Closed lundman closed 11 years ago
Well, who knew you can make files with both lseek()+write() holey, and using ftruncate(+offset) to "extend".
Simple test code;
#include <stdio.h>
#include <fcntl.h>
int main(int argc, char **argv)
{
int fd;
char buffer[64*1024];
int i;
unlink("/BOOM/test");
fd = open("/BOOM/test", O_RDWR|O_TRUNC|O_CREAT, 0600);
if (fd < 0) exit(0);
strcpy(buffer, "Hello world\n");
for (i = 1; i < 10; i++) {
ftruncate(fd, (off_t)i*(rand()%10000));
if (write(fd, buffer, sizeof(buffer)) != sizeof(buffer))
perror("write");
}
close(fd);
exit(0);
}
Will generally panic. Note the unlink()
before open()
appears to be required, if open truncates the file (O_TRUNC) the bug does not appear to happen. So it requires the creation of the file to trigger.
Ok, buffer growth on OSX is like
512 10240 20480 30208 ...
and because that is not a power-of-two size, the dn_datablkshift
variable is set to 0, and the code containing the panic is triggered.
Compared to Linux ZOL, the buffer grows
512 10240 65536 131072
You can see only the first growth is a non-power-of-two.
This boils down to that OSX has all calls to zfs_grow_blocksize()
from zfs_extend()
. This blocksize grower algorithm is poor indeed.
But on Linux, only the first growth (10240) is triggered from zfs_extend()
. All other come from
zfs_write()
's
if (rl->r_len == UINT64_MAX) {
uint64_t new_blksz;
if (zp->z_blksz > max_blksz) {
ASSERT(!ISP2(zp->z_blksz));
new_blksz = MIN(end_size, SPA_MAXBLOCKSIZE);
} else {
new_blksz = MIN(end_size, max_blksz);
}
}
For some reason, Linux's first call will have rl->r_len == UINT64_MAX
but on OSX this never triggers, as rl->r_len == 65536
Now, once the OSX problem has been tracked down, I would guess that with a carefully crafted recordsize (avoiding power of 2) and using extend, all ZFS versions can be made to panic, due to zfs_extend
's poor blocksize growth logic.
In the end, zfs_rlock_write will signal that a blocksize growth is required by setting r_len
to UINT64_MAX
, this was missing on OSX due to ZOL/ZSB usage. Once ported over, the problem goes away.

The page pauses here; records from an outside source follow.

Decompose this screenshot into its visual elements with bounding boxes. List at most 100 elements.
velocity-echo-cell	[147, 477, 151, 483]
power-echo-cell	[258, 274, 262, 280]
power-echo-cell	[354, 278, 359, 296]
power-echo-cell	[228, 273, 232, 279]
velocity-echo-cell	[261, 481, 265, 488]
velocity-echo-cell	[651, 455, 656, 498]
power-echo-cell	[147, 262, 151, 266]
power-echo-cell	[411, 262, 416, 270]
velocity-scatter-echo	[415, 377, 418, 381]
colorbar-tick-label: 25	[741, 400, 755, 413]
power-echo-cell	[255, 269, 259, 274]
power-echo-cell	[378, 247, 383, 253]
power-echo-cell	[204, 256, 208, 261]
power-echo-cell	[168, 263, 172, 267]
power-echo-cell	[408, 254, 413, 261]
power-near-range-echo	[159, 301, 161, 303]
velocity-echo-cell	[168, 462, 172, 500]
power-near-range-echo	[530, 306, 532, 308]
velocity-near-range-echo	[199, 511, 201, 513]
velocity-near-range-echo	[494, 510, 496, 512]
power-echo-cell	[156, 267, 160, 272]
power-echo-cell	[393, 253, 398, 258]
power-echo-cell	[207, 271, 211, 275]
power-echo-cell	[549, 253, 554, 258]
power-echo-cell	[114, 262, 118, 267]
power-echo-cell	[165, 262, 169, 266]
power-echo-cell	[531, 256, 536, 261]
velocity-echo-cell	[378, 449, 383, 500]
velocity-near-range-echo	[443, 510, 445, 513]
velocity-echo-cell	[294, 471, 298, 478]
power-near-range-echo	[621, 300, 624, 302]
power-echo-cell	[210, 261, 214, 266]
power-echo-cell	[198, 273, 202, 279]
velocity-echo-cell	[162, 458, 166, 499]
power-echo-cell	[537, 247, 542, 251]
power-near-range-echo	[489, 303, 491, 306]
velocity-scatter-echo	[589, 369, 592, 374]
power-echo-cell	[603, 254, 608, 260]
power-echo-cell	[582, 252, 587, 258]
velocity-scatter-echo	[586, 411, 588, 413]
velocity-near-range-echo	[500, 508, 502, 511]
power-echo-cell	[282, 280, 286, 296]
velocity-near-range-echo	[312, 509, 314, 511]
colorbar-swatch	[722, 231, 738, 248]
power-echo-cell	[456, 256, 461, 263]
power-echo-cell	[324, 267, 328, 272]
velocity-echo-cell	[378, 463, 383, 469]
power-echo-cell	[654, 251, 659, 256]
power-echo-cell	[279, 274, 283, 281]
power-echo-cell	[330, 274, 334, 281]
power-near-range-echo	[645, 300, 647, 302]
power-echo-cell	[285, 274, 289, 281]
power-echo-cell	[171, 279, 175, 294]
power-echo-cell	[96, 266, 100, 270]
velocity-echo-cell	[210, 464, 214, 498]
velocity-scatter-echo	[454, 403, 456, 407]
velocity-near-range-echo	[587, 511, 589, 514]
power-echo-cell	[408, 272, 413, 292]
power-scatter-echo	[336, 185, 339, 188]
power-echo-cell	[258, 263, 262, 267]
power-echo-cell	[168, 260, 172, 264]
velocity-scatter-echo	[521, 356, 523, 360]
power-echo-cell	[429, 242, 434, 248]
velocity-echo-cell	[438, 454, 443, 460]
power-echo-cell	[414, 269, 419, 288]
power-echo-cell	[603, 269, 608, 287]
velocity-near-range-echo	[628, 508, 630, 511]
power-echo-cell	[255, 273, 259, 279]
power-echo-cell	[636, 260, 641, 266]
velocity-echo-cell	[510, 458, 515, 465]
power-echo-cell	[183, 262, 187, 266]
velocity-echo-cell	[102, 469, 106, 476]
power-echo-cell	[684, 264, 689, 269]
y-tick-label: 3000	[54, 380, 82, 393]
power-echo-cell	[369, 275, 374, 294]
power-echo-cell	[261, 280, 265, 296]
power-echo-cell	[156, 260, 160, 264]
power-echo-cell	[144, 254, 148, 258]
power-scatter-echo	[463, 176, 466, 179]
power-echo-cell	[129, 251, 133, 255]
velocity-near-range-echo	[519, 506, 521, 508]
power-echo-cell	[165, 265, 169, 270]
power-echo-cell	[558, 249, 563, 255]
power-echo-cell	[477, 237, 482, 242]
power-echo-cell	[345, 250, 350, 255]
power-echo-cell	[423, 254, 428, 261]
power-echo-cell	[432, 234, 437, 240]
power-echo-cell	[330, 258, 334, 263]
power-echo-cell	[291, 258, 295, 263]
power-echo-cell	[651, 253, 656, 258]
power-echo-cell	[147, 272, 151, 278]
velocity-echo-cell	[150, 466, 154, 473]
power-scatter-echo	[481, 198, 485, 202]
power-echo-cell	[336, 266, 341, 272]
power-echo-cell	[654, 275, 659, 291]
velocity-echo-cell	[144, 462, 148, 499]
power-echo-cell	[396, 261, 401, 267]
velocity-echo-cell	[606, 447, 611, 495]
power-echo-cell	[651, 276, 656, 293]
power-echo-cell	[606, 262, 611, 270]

It is interesting to note that zfs_extend
growth, which is not in power of 2, is undesirable and can possibly still trigger the soft panic. Perhaps zfs_extend
blocksize growing should be encouraged to be in power of 2.
fsx
and fstorture
now work without panic. (although, mmap is still at times, incorrect)
https://github.com/zfs-osx/zfs/commit/312697f32576697081bd3c6e1b5ae6784883e487
Cleanest run that produces said panic appears to be:
Which appears to be to create file, extend it to 27812, then write 21111 bytes. (size=28160 access=24136+21111). Unsure who/what seeks to 24136.